Jam Doughnut Muffins (Printable Page)

# What You Need:

→ Muffin Batter

01 - 250 g all-purpose flour
02 - 2 tsp baking powder
03 - ½ tsp baking soda
04 - ¼ tsp salt
05 - 115 g unsalted butter, melted and cooled
06 - 150 g granulated sugar
07 - 2 large eggs
08 - 240 ml whole milk
09 - 1 tsp pure vanilla extract

→ Filling

10 - 160 g blueberry jam

→ Orange-Scented Sugar Coating

11 - 100 g granulated sugar
12 - Zest of 1 orange
13 - 60 g unsalted butter, melted (for brushing)

# How to Make It:

01 - Preheat oven to 190°C (375°F). Line a 12-cup muffin tin with paper liners or grease lightly.
02 - In a large bowl, whisk together flour, baking powder, baking soda, and salt.
03 - In a separate bowl, combine melted butter, sugar, eggs, milk, and vanilla extract. Whisk until smooth.
04 - Pour the wet ingredients into the dry ingredients and gently fold together until just combined; do not overmix.
05 - Spoon 1 tablespoon of batter into the bottom of each muffin cup.
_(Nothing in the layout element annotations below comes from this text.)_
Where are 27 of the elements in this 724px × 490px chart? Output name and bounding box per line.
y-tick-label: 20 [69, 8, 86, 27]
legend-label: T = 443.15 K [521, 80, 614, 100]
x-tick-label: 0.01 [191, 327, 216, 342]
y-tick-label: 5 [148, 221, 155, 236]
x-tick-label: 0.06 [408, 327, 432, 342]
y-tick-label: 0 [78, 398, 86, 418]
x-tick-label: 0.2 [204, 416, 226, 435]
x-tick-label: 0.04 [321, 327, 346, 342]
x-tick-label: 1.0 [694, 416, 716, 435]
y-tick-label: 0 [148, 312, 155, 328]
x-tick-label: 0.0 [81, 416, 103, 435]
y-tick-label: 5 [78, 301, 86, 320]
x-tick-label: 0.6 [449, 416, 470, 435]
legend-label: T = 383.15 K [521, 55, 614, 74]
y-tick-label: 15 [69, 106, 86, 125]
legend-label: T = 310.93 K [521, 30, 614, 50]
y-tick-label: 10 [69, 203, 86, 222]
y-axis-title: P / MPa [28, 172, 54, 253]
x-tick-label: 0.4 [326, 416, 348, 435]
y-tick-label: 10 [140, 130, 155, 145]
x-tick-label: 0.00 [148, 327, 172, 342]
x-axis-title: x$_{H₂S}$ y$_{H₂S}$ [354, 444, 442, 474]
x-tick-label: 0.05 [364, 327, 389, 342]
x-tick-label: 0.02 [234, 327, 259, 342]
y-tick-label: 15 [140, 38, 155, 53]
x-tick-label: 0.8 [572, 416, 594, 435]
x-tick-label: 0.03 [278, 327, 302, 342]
Add 1 teaspoon of blueberry jam to the center of each cup, then cover with remaining batter, filling cups about ¾ full.
06 - Bake for 18–20 minutes, or until the muffins are golden and a toothpick inserted into the edge (not the center jam) comes out clean.
07 - While muffins bake, mix sugar and orange zest in a shallow bowl.
08 - Allow muffins to cool for 5 minutes, then brush tops with melted butter and roll in orange-scented sugar to coat.
09 - Serve warm or at room temperature.

# Helpful Tips:

01 - Swap blueberry jam with raspberry or strawberry for variety.
02 - For extra fragrance, add a pinch of ground cinnamon to the sugar coating.
03 - Pairs beautifully with Earl Grey or a fruity white tea.